Non è più solo la verità del passato che mi sfugge, è anche la mia personale verità che si sta di nuovo sbriciolando. Ogni volta che provo a mettere in fila i pezzi del puzzle della storia della mia famiglia, sprofondo all’interno di un labirinto di specchi, e la mia immagine mi torna addosso moltiplicata da un gioco di rifrazioni.
Di quei giorni di solitudine, quando avevo un anno e mezzo, non ricordo nulla, ero troppo piccola. Anche se quando mamma mi racconta la reazione che ebbi appena lei tornò a casa, ingessata dal collo al bacino, sono certa che le cose andarono così, lo sento, lo percepisco, lo rivivo.
Pare che non volli avvicinarmi. Non corsi verso di lei, non mi buttai tra le sue braccia, rimasi in piedi, immobile, in un angolo del corridoio.
«Datemi la bambina» disse mia madre. «Se mi siedo e qualcuno la prende, posso tenerla in braccio» ripeté.

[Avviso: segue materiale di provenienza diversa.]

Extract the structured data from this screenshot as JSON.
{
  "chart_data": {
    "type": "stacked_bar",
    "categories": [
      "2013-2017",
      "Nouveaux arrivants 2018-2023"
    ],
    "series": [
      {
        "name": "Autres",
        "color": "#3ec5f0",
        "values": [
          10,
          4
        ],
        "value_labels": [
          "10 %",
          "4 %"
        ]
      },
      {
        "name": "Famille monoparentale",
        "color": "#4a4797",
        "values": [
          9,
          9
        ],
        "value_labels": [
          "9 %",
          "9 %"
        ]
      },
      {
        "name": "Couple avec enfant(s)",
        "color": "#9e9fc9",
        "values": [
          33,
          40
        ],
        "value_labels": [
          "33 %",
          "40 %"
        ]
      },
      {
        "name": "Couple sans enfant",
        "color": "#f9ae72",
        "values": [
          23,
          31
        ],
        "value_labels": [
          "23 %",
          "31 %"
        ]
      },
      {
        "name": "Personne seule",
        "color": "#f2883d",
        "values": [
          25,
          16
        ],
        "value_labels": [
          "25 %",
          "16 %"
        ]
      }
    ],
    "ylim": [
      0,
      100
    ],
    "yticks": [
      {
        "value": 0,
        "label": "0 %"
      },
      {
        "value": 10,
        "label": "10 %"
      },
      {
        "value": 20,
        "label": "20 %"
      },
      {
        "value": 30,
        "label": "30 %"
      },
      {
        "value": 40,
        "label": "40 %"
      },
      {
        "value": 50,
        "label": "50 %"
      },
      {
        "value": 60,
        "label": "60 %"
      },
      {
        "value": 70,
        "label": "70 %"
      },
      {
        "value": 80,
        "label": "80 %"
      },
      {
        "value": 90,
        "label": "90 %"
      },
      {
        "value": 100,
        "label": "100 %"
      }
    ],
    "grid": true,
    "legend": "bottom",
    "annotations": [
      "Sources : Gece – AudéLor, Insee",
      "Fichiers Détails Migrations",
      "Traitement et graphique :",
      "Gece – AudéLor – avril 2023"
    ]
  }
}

Non ho alcun ricordo. Ma quando mamma dice che, una volta in braccio, non volli più staccarmi da lei, non faccio fatica a crederle. Esattamente come le credo quando mi dice che la sera, nell’attimo in cui mi mise a letto e provò ad allontanarsi, io iniziai a piangere, e lei decise allora di restarmi accanto finché non mi fossi addormentata, ma papà la chiuse a chiave in un’altra stanza, e io continuai a piangere per ore. Prima o poi avrei smesso e mi sarei calmata, sostenne. «Vuoi farle prendere una cattiva abitudine? Non le vuoi insegnare che, nella vita, ci sono delle regole e che le regole si rispettano? Vuoi viziarla? Vuoi rovinarla?»
Mia madre era insicura e piccolo borghese, mio padre lo diceva sempre e io annuivo, anche se non sapevo nemmeno cosa significasse “piccolo borghese”. Ma sentivo che mamma non aveva fiducia in se stessa, questo lo percepivo, e alla fine si faceva sempre come diceva papà, anche quando diceva e faceva cose assurde: durante i pasti non si beve, altrimenti si ingrassa; niente Tachipirina con la febbre alta, è una reazione salutare dell’organismo.
Cosa cercavo di ottenere da mio padre?
Forse il problema sta nella domanda. Dovrei smettere di pormela, metterla tra parentesi, sospendere il giudizio. Rifiutarne la stessa formulazione.
Ogni risposta sarebbe rigida o parziale. Più dannosa che utile.
Perché insisto a cercare di cogliere la verità come se ne esistesse una sola?